On evening of 10 December, Talvela issued orders to Ekholm for a major counteroffensive on the following day. However, it was the Soviets that would be attacking. The Soviet attacks on 11 December were repelled by the Finns, and the Finns planned their counteroffensive for the following day, 12 December. The objective of the counteroffensive was to retake Möhkö. Three battalions would attack Möhkö from the front and from both flanks. As the attack progressed, the two flanking battalions reached the western edge of the village from the north and south. But instead of turning toward the enemy's rear, they returned in their tracks, and the attack failed. The battalions' inability to maintain tactical contact with each other led to the failed attack, according to Talvela.

The 155th Division launched attacks of their own on 12 December, but these failed as well. Additional Soviet attacks on 13 December were also repelled by the Finns. The Soviets in turn repelled Finnish attacks on the same day.

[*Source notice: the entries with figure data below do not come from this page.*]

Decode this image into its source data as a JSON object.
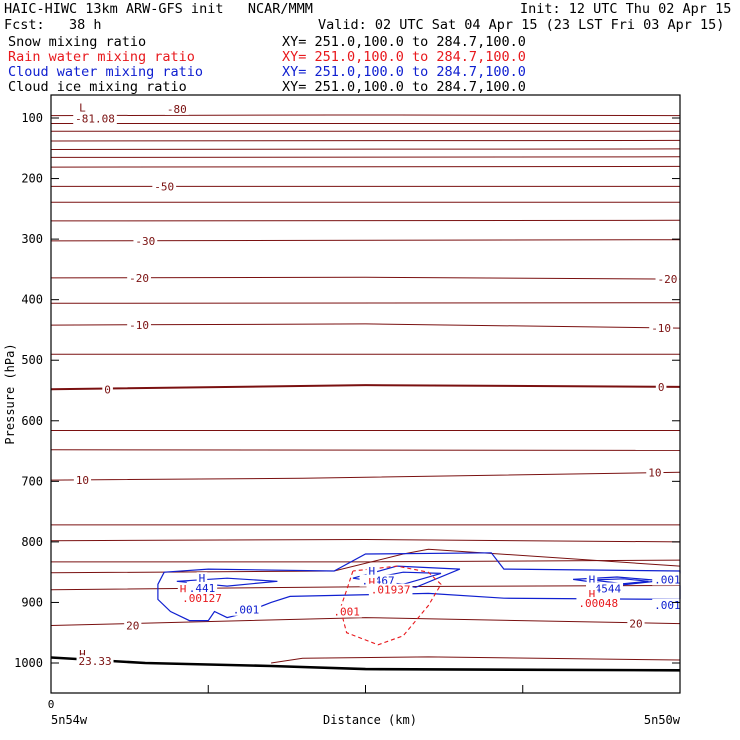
{
  "header": {
    "model_line": "HAIC-HIWC 13km ARW-GFS init   NCAR/MMM",
    "fcst_line": "Fcst:   38 h",
    "init_line": "Init: 12 UTC Thu 02 Apr 15",
    "valid_line": "Valid: 02 UTC Sat 04 Apr 15 (23 LST Fri 03 Apr 15)",
    "fields": [
      {
        "name": "Snow mixing ratio",
        "xy": "XY= 251.0,100.0 to 284.7,100.0",
        "color": "#000000"
      },
      {
        "name": "Rain water mixing ratio",
        "xy": "XY= 251.0,100.0 to 284.7,100.0",
        "color": "#e8181c"
      },
      {
        "name": "Cloud water mixing ratio",
        "xy": "XY= 251.0,100.0 to 284.7,100.0",
        "color": "#1020d0"
      },
      {
        "name": "Cloud ice mixing ratio",
        "xy": "XY= 251.0,100.0 to 284.7,100.0",
        "color": "#000000"
      }
    ]
  },
  "chart_data": {
    "type": "contour cross-section",
    "ylabel": "Pressure (hPa)",
    "xlabel": "Distance (km)",
    "x_left_label": "5n54w",
    "x_right_label": "5n50w",
    "x_zero_label": "0",
    "yticks": [
      100,
      200,
      300,
      400,
      500,
      600,
      700,
      800,
      900,
      1000
    ],
    "ylim": [
      1050,
      65
    ],
    "colors": {
      "temperature": "#7a1010",
      "rain": "#e8181c",
      "cloud": "#1020d0",
      "frame": "#000000"
    },
    "temperature_labels": [
      {
        "text": "-80",
        "p": 85,
        "x": 0.2
      },
      {
        "text": "-81.08",
        "p": 101,
        "x": 0.07
      },
      {
        "text": "-50",
        "p": 213,
        "x": 0.18
      },
      {
        "text": "-30",
        "p": 303,
        "x": 0.15
      },
      {
        "text": "-20",
        "p": 364,
        "x": 0.14
      },
      {
        "text": "-20",
        "p": 366,
        "x": 0.98
      },
      {
        "text": "-10",
        "p": 442,
        "x": 0.14
      },
      {
        "text": "-10",
        "p": 447,
        "x": 0.97
      },
      {
        "text": "0",
        "p": 548,
        "x": 0.09
      },
      {
        "text": "0",
        "p": 544,
        "x": 0.97
      },
      {
        "text": "10",
        "p": 698,
        "x": 0.05
      },
      {
        "text": "10",
        "p": 685,
        "x": 0.96
      },
      {
        "text": "20",
        "p": 938,
        "x": 0.13
      },
      {
        "text": "20",
        "p": 935,
        "x": 0.93
      },
      {
        "text": "L",
        "p": 83,
        "x": 0.05
      },
      {
        "text": "H",
        "p": 985,
        "x": 0.05
      },
      {
        "text": "23.33",
        "p": 997,
        "x": 0.07
      }
    ],
    "cloud_labels": [
      {
        "text": "H",
        "p": 860,
        "x": 0.24
      },
      {
        "text": ".441",
        "p": 876,
        "x": 0.24
      },
      {
        "text": "H",
        "p": 848,
        "x": 0.51
      },
      {
        "text": ".8467",
        "p": 864,
        "x": 0.52
      },
      {
        "text": "H",
        "p": 862,
        "x": 0.86
      },
      {
        "text": ".4544",
        "p": 877,
        "x": 0.88
      },
      {
        "text": ".001",
        "p": 912,
        "x": 0.31
      },
      {
        "text": ".001",
        "p": 862,
        "x": 0.98
      },
      {
        "text": ".001",
        "p": 904,
        "x": 0.98
      }
    ],
    "rain_labels": [
      {
        "text": "H",
        "p": 878,
        "x": 0.21
      },
      {
        "text": ".00127",
        "p": 893,
        "x": 0.24
      },
      {
        "text": "H",
        "p": 866,
        "x": 0.51
      },
      {
        "text": ".01937",
        "p": 879,
        "x": 0.54
      },
      {
        "text": "H",
        "p": 886,
        "x": 0.86
      },
      {
        "text": ".00048",
        "p": 901,
        "x": 0.87
      },
      {
        "text": ".001",
        "p": 915,
        "x": 0.47
      }
    ],
    "temperature_lines": [
      {
        "pts": [
          [
            0.0,
            96
          ],
          [
            0.45,
            95
          ],
          [
            0.55,
            95
          ],
          [
            1.0,
            96
          ]
        ]
      },
      {
        "pts": [
          [
            0.0,
            109
          ],
          [
            0.5,
            109
          ],
          [
            1.0,
            109
          ]
        ]
      },
      {
        "pts": [
          [
            0.0,
            122
          ],
          [
            1.0,
            122
          ]
        ]
      },
      {
        "pts": [
          [
            0.0,
            138
          ],
          [
            1.0,
            137
          ]
        ]
      },
      {
        "pts": [
          [
            0.0,
            152
          ],
          [
            1.0,
            151
          ]
        ]
      },
      {
        "pts": [
          [
            0.0,
            165
          ],
          [
            1.0,
            164
          ]
        ]
      },
      {
        "pts": [
          [
            0.0,
            181
          ],
          [
            1.0,
            180
          ]
        ]
      },
      {
        "pts": [
          [
            0.0,
            213
          ],
          [
            0.5,
            213
          ],
          [
            1.0,
            213
          ]
        ]
      },
      {
        "pts": [
          [
            0.0,
            239
          ],
          [
            1.0,
            239
          ]
        ]
      },
      {
        "pts": [
          [
            0.0,
            270
          ],
          [
            1.0,
            269
          ]
        ]
      },
      {
        "pts": [
          [
            0.0,
            303
          ],
          [
            1.0,
            301
          ]
        ]
      },
      {
        "pts": [
          [
            0.0,
            364
          ],
          [
            0.5,
            363
          ],
          [
            1.0,
            366
          ]
        ]
      },
      {
        "pts": [
          [
            0.0,
            406
          ],
          [
            1.0,
            405
          ]
        ]
      },
      {
        "pts": [
          [
            0.0,
            442
          ],
          [
            0.5,
            440
          ],
          [
            1.0,
            447
          ]
        ]
      },
      {
        "pts": [
          [
            0.0,
            490
          ],
          [
            1.0,
            490
          ]
        ]
      },
      {
        "pts": [
          [
            0.0,
            548
          ],
          [
            0.5,
            541
          ],
          [
            1.0,
            544
          ]
        ]
      },
      {
        "pts": [
          [
            0.0,
            616
          ],
          [
            1.0,
            616
          ]
        ]
      },
      {
        "pts": [
          [
            0.0,
            648
          ],
          [
            1.0,
            649
          ]
        ]
      },
      {
        "pts": [
          [
            0.0,
            698
          ],
          [
            0.4,
            695
          ],
          [
            1.0,
            685
          ]
        ]
      },
      {
        "pts": [
          [
            0.0,
            772
          ],
          [
            1.0,
            772
          ]
        ]
      },
      {
        "pts": [
          [
            0.0,
            833
          ],
          [
            0.5,
            833
          ],
          [
            1.0,
            830
          ]
        ]
      },
      {
        "pts": [
          [
            0.0,
            798
          ],
          [
            0.5,
            796
          ],
          [
            1.0,
            800
          ]
        ]
      },
      {
        "pts": [
          [
            0.0,
            851
          ],
          [
            0.45,
            848
          ],
          [
            0.56,
            820
          ],
          [
            0.6,
            812
          ],
          [
            1.0,
            840
          ]
        ]
      },
      {
        "pts": [
          [
            0.0,
            879
          ],
          [
            0.5,
            874
          ],
          [
            1.0,
            872
          ]
        ]
      },
      {
        "pts": [
          [
            0.0,
            938
          ],
          [
            0.5,
            925
          ],
          [
            1.0,
            935
          ]
        ]
      },
      {
        "pts": [
          [
            0.35,
            1000
          ],
          [
            0.4,
            992
          ],
          [
            0.6,
            990
          ],
          [
            1.0,
            995
          ]
        ]
      }
    ],
    "surface_line": {
      "pts": [
        [
          0.0,
          991
        ],
        [
          0.15,
          1000
        ],
        [
          0.35,
          1005
        ],
        [
          0.5,
          1010
        ],
        [
          1.0,
          1012
        ]
      ]
    },
    "rain_contours": [
      {
        "pts": [
          [
            0.48,
            848
          ],
          [
            0.47,
            880
          ],
          [
            0.46,
            910
          ],
          [
            0.47,
            950
          ],
          [
            0.52,
            970
          ],
          [
            0.56,
            955
          ],
          [
            0.6,
            905
          ],
          [
            0.62,
            870
          ],
          [
            0.6,
            850
          ],
          [
            0.55,
            840
          ],
          [
            0.48,
            848
          ]
        ]
      }
    ],
    "cloud_contours": [
      {
        "pts": [
          [
            0.18,
            850
          ],
          [
            0.25,
            845
          ],
          [
            0.45,
            848
          ],
          [
            0.5,
            820
          ],
          [
            0.7,
            818
          ],
          [
            0.72,
            845
          ],
          [
            1.0,
            848
          ],
          [
            1.0,
            895
          ],
          [
            0.72,
            893
          ],
          [
            0.6,
            885
          ],
          [
            0.38,
            890
          ],
          [
            0.35,
            900
          ],
          [
            0.3,
            920
          ],
          [
            0.28,
            925
          ],
          [
            0.26,
            915
          ],
          [
            0.25,
            930
          ],
          [
            0.22,
            930
          ],
          [
            0.19,
            915
          ],
          [
            0.17,
            895
          ],
          [
            0.17,
            870
          ],
          [
            0.18,
            850
          ]
        ]
      },
      {
        "pts": [
          [
            0.2,
            865
          ],
          [
            0.28,
            860
          ],
          [
            0.36,
            865
          ],
          [
            0.28,
            873
          ],
          [
            0.2,
            865
          ]
        ]
      },
      {
        "pts": [
          [
            0.48,
            860
          ],
          [
            0.55,
            840
          ],
          [
            0.65,
            845
          ],
          [
            0.58,
            875
          ],
          [
            0.48,
            860
          ]
        ]
      },
      {
        "pts": [
          [
            0.5,
            862
          ],
          [
            0.56,
            850
          ],
          [
            0.62,
            852
          ],
          [
            0.56,
            870
          ],
          [
            0.5,
            862
          ]
        ]
      },
      {
        "pts": [
          [
            0.83,
            862
          ],
          [
            0.9,
            858
          ],
          [
            0.97,
            864
          ],
          [
            0.9,
            872
          ],
          [
            0.83,
            862
          ]
        ]
      },
      {
        "pts": [
          [
            0.86,
            863
          ],
          [
            0.91,
            861
          ],
          [
            0.95,
            865
          ],
          [
            0.91,
            869
          ],
          [
            0.86,
            863
          ]
        ]
      }
    ]
  }
}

During fighting on 14 December, the Finns obtained maps and other documents from fallen Soviet officers, giving them insight into the composition of the Soviet 155th Division and its future attack plans. A succession of Soviet attacks over the next few days were repelled by the Finns.

==Outcome==

The situation had developed into a stalemate. Though the Finns had halted the progress of the 155th Division and prevented it from reaching the Ilomantsi road junction, they were unable to retake Möhkö, and the village would remain under Soviet control until the end of the war in March 1940. The lines around Ilomantsi stabilized as both armies concentrated on other fronts. Sporadic fighting would nonetheless continue in the Ilomantsi sector. The fact that the 155th Division did not have skis would essentially immobilize the division as winter progressed and snow depth increased.

The casualties of Task Force A included 125 killed, 275 injured, and 22 missing (these figures are for the entire duration of the war). The 155th Division's total number of casualties was estimated at around 5,000 at the end of December 1939. This included 1,700 killed, wounded, and missing, and 3,300 due to sickness and freezing.